Brachytherapy offers excellent local dose escalation within the tumor volume with steep dose gradients to minimize dose to the surrounding tissue, thus theoretically minimizing acute toxicity. In our study, there was a low rate of acute and chronic toxicity. This is consistent with studies that have investigated the use of brachytherapy for localized HN disease. Kupferman et al. reported in a study using 192Ir and demonstrated early adverse events in 23% of patients with 3 patients experiencing grade 3/4 events [45]. Other studies have demonstrated grade 3/4 toxicities for head and neck brachytherapy from 7% to 26% [24, 44, 45, 46]. We found similar rates of grade 3/4 events in our own series with two of our 18 patients having grade 3 toxicity. Compared to studies investigating adjuvant EBRT after surgery, our series demonstrated lower rates of acute toxicity. Studies involving re-irradiation using adjuvant EBRT report complication rates ranging from 11 to 50% [29, 47, 48, 49].

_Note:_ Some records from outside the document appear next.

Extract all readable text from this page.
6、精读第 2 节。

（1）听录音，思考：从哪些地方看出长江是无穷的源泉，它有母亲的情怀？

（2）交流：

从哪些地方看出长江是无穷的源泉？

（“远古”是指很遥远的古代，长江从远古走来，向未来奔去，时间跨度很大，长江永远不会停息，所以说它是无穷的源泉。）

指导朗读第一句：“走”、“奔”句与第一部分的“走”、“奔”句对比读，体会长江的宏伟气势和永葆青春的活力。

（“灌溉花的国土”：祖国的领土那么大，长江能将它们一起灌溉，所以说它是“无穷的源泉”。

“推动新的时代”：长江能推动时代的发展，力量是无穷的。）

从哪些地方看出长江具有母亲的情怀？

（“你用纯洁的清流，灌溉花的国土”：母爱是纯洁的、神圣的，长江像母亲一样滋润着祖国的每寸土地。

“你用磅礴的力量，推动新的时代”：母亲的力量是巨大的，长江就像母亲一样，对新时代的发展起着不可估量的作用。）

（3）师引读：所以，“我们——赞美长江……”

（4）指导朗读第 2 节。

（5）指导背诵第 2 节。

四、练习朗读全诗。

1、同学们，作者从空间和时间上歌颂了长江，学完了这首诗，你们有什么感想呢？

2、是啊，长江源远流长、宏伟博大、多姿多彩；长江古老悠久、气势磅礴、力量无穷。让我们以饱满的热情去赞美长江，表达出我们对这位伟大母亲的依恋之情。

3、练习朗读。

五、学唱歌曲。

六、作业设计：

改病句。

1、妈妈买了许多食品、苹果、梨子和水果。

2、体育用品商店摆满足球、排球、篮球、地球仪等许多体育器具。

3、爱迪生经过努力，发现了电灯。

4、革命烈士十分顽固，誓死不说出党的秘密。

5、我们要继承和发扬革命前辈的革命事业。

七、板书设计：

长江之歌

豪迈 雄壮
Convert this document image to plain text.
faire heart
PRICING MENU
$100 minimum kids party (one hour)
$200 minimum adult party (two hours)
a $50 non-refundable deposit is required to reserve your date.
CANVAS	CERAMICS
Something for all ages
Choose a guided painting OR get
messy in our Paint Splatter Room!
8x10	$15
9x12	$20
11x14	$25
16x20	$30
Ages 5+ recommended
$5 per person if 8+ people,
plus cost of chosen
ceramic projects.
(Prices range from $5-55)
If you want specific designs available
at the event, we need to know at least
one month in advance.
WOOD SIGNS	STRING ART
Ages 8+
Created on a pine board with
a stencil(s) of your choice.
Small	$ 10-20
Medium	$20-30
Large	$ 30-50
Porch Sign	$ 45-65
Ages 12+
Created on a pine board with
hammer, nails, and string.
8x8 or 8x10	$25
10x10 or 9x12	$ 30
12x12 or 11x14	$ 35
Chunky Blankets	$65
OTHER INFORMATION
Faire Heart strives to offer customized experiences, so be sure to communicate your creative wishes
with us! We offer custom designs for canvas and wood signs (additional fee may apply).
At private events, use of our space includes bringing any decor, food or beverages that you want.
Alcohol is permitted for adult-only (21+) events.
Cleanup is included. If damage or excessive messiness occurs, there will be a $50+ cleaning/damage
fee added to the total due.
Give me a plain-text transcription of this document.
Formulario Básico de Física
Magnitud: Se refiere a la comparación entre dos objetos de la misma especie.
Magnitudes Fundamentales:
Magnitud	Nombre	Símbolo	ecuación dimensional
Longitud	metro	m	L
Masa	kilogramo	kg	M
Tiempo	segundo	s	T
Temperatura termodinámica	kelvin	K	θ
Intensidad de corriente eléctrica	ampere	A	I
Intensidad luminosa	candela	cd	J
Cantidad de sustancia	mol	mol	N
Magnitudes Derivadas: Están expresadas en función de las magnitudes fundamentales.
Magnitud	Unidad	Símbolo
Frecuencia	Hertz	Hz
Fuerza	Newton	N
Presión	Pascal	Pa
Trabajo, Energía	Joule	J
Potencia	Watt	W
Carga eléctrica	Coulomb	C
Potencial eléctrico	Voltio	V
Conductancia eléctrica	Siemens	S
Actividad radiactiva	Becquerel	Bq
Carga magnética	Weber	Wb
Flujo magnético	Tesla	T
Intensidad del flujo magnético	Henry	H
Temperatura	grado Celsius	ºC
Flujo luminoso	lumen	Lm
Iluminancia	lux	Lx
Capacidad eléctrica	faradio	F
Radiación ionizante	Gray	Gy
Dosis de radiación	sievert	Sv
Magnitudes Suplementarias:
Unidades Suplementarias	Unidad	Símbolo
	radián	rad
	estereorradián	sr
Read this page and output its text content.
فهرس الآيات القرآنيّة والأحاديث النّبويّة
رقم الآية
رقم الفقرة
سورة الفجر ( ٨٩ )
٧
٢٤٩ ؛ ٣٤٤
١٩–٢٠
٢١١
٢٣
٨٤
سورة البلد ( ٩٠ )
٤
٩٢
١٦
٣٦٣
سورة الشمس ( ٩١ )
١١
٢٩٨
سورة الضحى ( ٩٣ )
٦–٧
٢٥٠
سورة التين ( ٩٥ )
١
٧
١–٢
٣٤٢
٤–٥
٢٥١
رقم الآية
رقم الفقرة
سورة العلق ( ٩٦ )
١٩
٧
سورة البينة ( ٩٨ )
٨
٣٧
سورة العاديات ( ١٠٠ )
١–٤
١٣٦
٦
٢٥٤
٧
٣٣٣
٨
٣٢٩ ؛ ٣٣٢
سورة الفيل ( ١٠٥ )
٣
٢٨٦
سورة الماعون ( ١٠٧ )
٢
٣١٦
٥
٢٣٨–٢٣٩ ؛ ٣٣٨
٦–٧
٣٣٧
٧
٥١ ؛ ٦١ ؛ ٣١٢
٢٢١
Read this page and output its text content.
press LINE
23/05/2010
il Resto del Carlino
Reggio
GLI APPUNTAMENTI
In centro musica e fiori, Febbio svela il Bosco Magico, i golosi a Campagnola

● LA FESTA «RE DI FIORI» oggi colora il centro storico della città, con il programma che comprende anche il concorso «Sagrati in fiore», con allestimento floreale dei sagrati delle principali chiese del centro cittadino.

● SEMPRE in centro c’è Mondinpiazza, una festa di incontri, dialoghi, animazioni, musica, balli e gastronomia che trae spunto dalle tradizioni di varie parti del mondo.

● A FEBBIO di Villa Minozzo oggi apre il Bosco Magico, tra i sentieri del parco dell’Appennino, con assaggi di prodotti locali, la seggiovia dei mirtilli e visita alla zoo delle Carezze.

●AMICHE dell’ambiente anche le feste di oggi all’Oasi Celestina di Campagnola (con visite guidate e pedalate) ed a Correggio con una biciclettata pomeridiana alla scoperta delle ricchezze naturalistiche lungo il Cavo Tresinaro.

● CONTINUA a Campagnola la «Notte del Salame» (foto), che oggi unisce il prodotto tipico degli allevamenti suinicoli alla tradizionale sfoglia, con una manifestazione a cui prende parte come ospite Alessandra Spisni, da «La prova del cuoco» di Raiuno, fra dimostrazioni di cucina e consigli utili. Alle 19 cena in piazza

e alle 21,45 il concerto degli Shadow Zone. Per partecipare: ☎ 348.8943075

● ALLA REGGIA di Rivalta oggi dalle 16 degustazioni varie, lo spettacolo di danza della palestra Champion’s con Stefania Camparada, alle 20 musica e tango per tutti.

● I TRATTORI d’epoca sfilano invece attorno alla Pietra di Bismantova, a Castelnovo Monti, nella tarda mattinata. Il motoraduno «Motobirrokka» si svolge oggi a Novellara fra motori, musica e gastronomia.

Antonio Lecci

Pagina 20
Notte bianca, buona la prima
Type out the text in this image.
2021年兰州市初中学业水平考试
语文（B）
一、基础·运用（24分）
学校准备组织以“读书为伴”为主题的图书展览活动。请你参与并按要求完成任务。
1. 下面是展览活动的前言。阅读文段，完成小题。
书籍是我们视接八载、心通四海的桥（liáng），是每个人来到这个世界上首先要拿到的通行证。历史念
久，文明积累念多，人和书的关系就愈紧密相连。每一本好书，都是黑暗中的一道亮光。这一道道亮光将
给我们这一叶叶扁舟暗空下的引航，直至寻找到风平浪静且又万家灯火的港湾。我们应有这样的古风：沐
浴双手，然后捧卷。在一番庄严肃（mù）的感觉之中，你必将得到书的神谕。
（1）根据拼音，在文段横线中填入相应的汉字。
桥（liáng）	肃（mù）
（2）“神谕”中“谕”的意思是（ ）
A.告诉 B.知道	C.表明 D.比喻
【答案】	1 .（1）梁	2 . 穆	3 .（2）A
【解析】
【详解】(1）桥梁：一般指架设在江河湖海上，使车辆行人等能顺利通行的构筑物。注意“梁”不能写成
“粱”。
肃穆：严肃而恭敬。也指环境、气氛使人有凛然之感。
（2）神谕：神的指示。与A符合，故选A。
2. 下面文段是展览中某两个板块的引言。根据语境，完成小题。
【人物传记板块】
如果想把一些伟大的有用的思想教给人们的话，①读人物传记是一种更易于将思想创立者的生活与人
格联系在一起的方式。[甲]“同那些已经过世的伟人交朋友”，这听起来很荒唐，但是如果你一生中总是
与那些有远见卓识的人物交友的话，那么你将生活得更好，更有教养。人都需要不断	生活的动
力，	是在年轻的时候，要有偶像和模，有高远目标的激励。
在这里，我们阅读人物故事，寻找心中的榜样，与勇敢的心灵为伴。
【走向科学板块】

Our study has several important limitations. First, it is based on a nonrandomized heterogeneous cohort of patients from a single institution; therefore, definitive causal inferences should not be drawn. Because toxicities were retrospectively determined based on chart review rather than prospectively collected, it is possible that not all complications were captured. Lastly, with a patient cohort of 18, a larger study with more patients is needed to fully assess the long-term complications associated with brachytherapy implantation. Nevertheless, we show here that 131Cs brachytherapy may play a beneficial role in the treatment of recurrent head and neck cancer and warrants further study.